Waging the incompetent jihad in London

The British have had some luck in recent attempts to launch terrorist attacks by radical jihadists. Last year in Glasgow, the best the terrorists could do was to set fire to his own car in an attack at the airport. If that was the B team, then today’s attack on a London restaurant shows that jihadists in Britain have reached the bottom of the barrel:

Police arrested a “radicalised” convert to Islam after he was injured in a bomb explosion in a city centre on Thursday.

The centre of Exeter was evacuated after the lunchtime blast at a restaurant popular with families in a shopping centre and bomb disposal experts and sniffer dogs were sent in.

Police later named the 22-year-old, who suffered cuts to his eye and facial burns in the explosion and remains in police custody at a hospital, as Nicky Reilly, a man with a history of mental illness. …

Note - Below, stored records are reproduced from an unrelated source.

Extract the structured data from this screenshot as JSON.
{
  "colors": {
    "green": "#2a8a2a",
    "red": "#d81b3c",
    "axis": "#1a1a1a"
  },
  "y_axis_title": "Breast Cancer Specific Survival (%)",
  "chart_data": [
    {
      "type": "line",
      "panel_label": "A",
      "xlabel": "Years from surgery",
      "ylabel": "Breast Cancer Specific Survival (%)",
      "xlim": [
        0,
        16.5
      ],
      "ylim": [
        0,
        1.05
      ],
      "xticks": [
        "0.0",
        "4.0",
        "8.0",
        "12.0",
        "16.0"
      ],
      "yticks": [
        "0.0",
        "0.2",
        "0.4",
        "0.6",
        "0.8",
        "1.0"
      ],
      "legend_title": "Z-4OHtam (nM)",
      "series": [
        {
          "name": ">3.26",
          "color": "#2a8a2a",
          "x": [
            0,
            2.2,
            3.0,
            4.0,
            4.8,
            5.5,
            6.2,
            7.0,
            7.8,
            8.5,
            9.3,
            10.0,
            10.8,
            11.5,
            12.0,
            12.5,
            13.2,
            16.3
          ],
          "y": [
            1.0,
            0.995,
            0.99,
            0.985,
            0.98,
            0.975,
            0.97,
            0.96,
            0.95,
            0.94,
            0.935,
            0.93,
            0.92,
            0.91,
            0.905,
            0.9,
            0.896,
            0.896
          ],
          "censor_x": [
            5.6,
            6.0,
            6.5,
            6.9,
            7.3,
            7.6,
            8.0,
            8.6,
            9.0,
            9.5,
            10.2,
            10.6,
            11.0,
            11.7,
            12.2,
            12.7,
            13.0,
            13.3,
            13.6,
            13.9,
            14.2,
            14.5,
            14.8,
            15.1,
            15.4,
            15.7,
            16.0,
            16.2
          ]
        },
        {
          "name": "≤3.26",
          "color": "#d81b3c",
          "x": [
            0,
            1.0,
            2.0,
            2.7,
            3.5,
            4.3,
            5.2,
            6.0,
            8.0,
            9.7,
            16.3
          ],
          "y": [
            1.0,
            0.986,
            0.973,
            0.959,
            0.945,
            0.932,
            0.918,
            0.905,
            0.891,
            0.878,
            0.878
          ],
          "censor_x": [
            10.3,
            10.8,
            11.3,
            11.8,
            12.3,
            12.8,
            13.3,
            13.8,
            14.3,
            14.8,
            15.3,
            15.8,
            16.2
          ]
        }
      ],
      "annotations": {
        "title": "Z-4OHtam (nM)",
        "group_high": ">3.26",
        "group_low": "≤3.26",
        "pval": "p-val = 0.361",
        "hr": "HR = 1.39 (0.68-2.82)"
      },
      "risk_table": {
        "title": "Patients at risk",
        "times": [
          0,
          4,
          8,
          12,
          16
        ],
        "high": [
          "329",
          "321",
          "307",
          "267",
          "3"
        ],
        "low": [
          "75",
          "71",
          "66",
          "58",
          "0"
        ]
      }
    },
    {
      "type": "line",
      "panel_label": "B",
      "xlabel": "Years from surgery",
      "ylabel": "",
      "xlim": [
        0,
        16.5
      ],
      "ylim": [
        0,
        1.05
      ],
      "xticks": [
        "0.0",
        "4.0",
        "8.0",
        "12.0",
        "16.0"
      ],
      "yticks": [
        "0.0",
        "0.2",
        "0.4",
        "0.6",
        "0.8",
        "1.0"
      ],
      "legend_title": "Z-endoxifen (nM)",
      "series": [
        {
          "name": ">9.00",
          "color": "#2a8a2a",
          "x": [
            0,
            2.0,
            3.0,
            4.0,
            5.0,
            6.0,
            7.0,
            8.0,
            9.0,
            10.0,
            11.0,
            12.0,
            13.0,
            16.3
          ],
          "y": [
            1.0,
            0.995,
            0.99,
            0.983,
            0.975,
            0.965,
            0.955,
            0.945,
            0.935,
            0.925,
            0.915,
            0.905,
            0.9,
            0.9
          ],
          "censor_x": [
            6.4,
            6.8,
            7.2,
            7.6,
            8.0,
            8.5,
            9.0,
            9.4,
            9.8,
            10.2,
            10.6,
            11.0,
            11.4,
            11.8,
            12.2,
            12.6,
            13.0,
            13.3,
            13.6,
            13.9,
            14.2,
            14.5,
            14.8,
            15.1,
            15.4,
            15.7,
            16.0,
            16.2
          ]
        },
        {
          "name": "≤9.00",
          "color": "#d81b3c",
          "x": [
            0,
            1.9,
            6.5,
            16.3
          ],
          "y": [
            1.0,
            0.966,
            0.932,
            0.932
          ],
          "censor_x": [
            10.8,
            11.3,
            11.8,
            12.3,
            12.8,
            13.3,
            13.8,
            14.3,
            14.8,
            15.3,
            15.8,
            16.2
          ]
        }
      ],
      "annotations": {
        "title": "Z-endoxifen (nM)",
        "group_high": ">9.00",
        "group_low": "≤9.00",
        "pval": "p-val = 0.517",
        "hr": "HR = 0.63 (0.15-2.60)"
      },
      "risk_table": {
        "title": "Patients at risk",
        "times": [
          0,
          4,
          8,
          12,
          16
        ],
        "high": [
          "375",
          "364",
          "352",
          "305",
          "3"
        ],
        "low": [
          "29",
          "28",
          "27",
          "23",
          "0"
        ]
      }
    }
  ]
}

Deputy Chief Constable Tony Melville said initial police inquiries suggested Reilly “had adopted the Islamic faith.”

“We believe, despite his weak and vulnerable state, he was preyed upon, radicalised and taken advantage of,” he said.

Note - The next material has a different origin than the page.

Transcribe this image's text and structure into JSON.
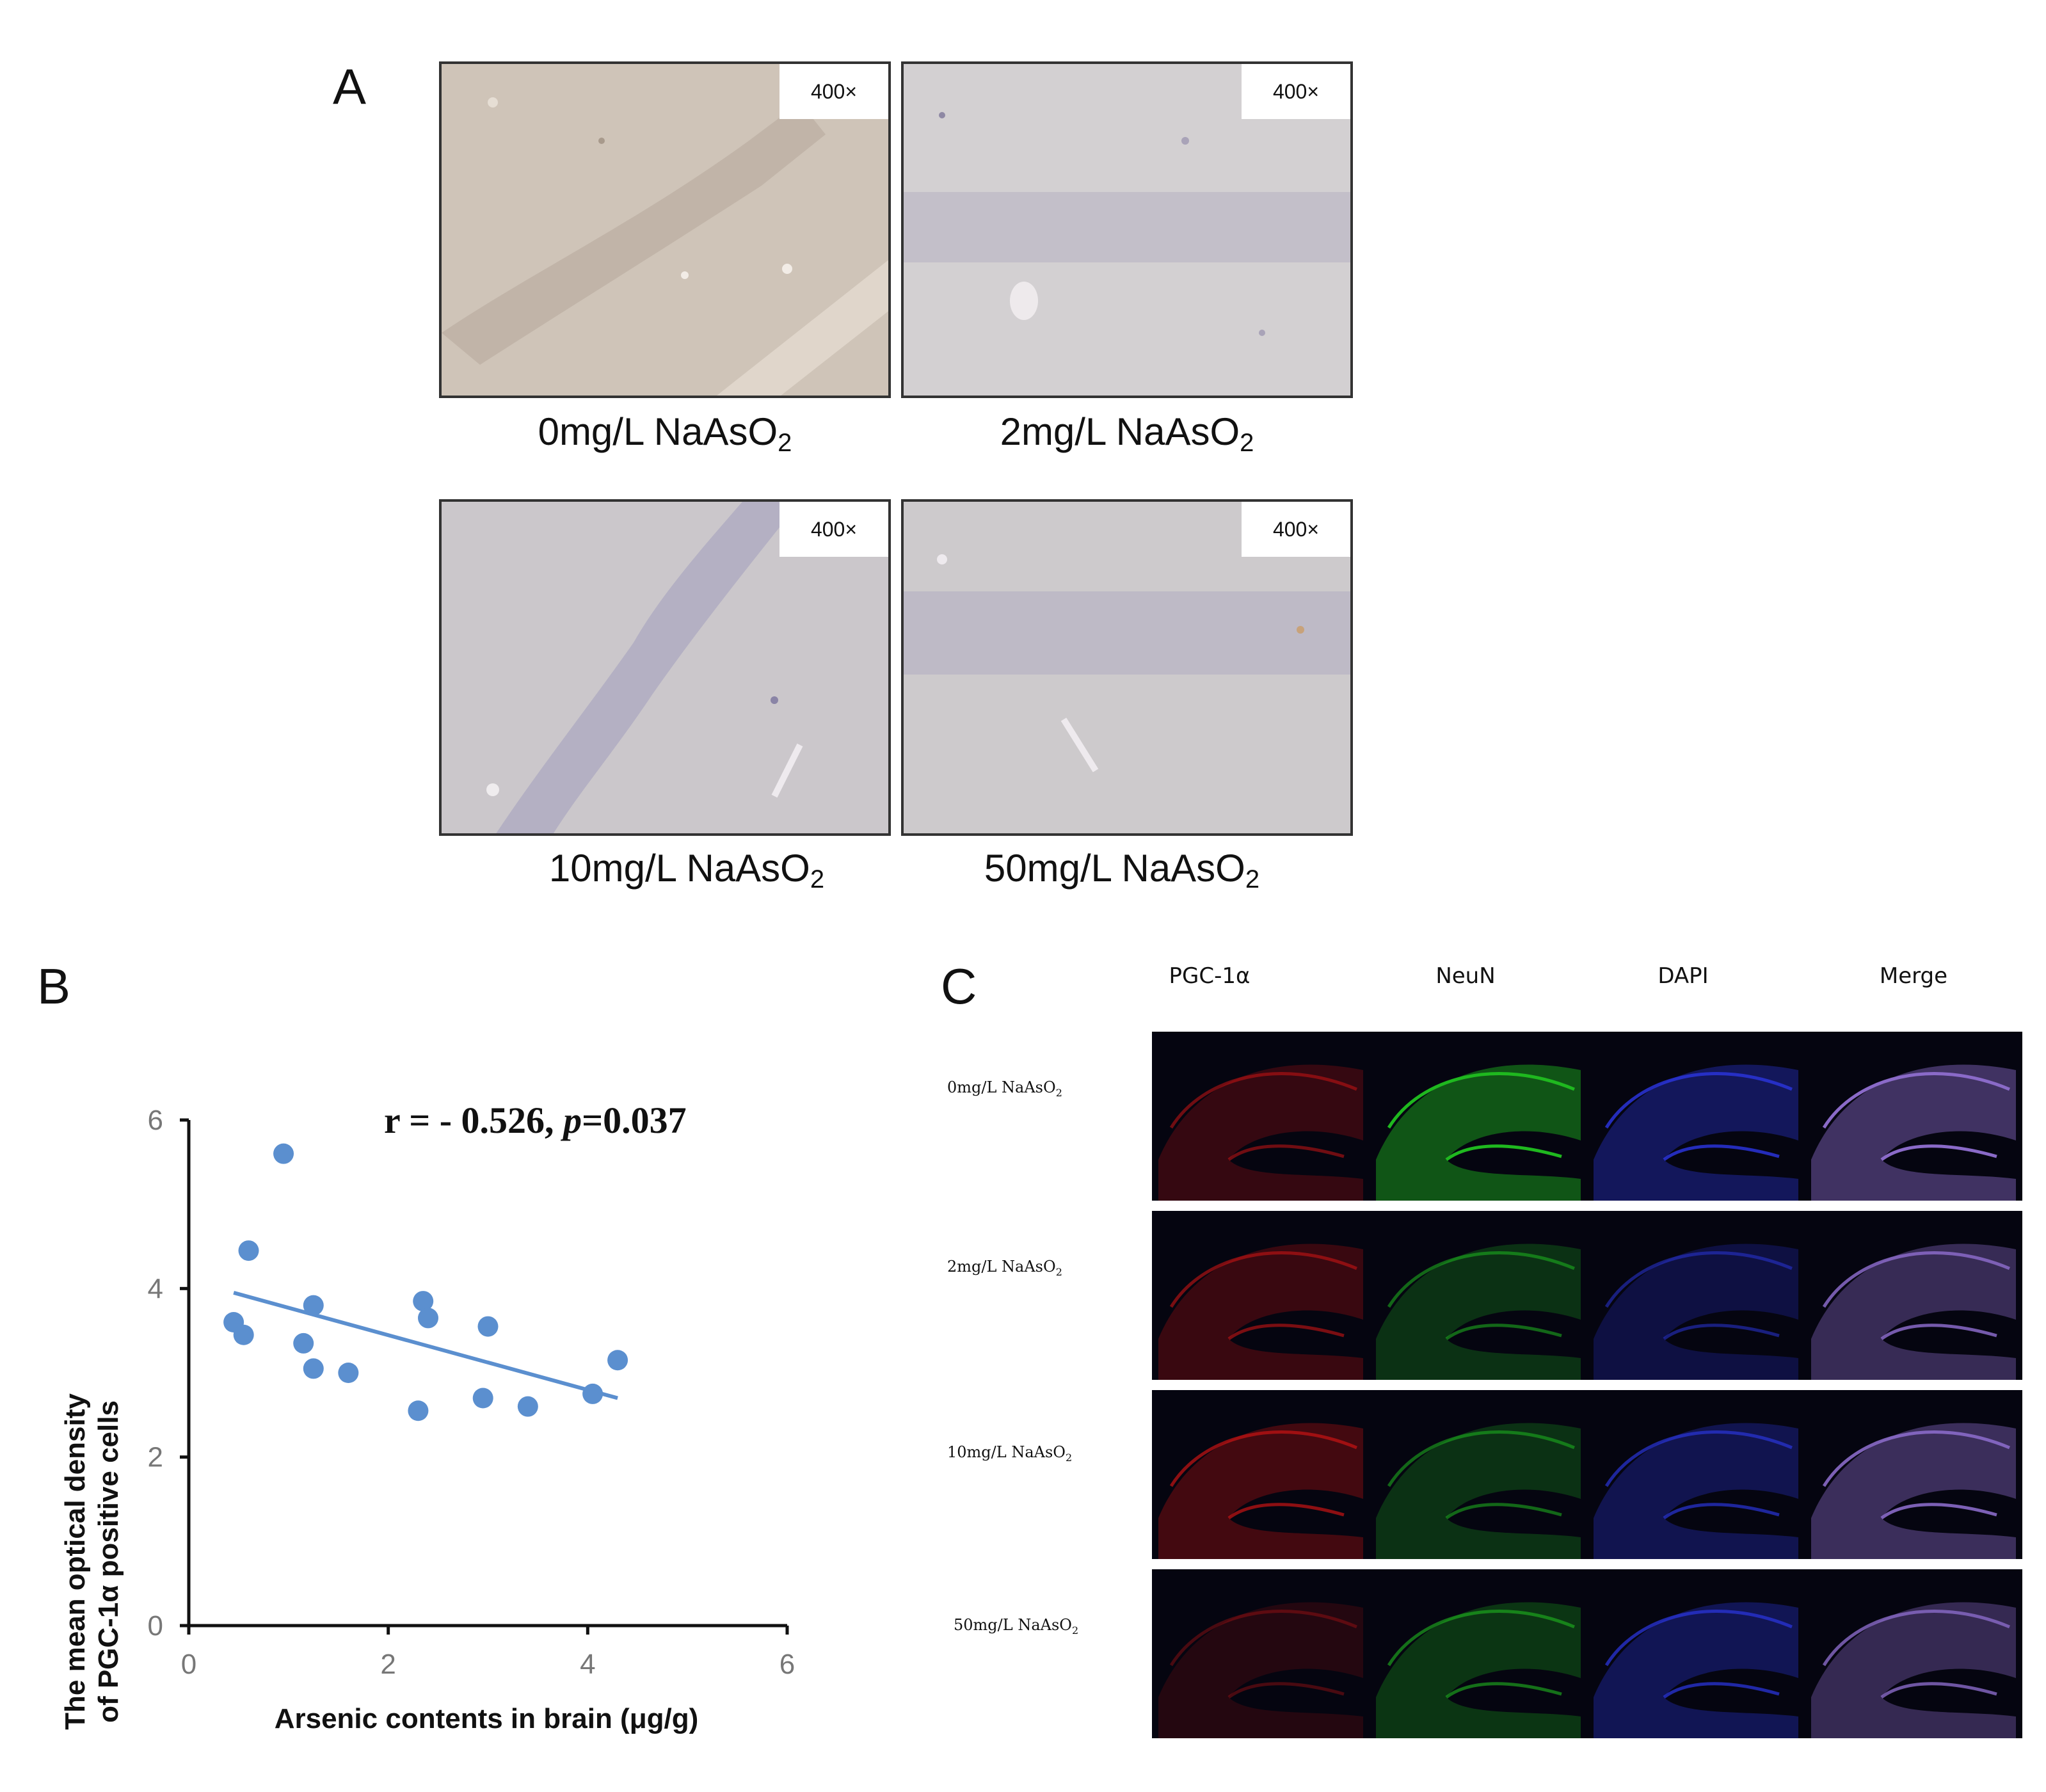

The bombs were designed for maximum damage. Like most jihadist devices, the two Reilly bombs included nails to send deadly shrapnel in all directions. Only one bomb detonated, and only partially, apparently while Reilly tried to plant it.

I don’t mean to make light of this, but have the jihadists in the UK run out of volunteers? Authorities make Reilly sound like someone with minimal connection to reality. Did his handlers really expect him to have the competence to carry out this attack? If so, they must be either as nimble as Reilly or simply out of options. The only casualty in the blast was Reilly himself, and he’s apparently alive and able to talk — and probably not all that adept at keeping his mouth shut, either.

The attack serves as a reminder that London remains a high-priority target of the radical Islamists. However, their resources appear to get thinner and thinner, which shows that radical and violent jihad may have lost its luster as much in Europe as it has in Iraq.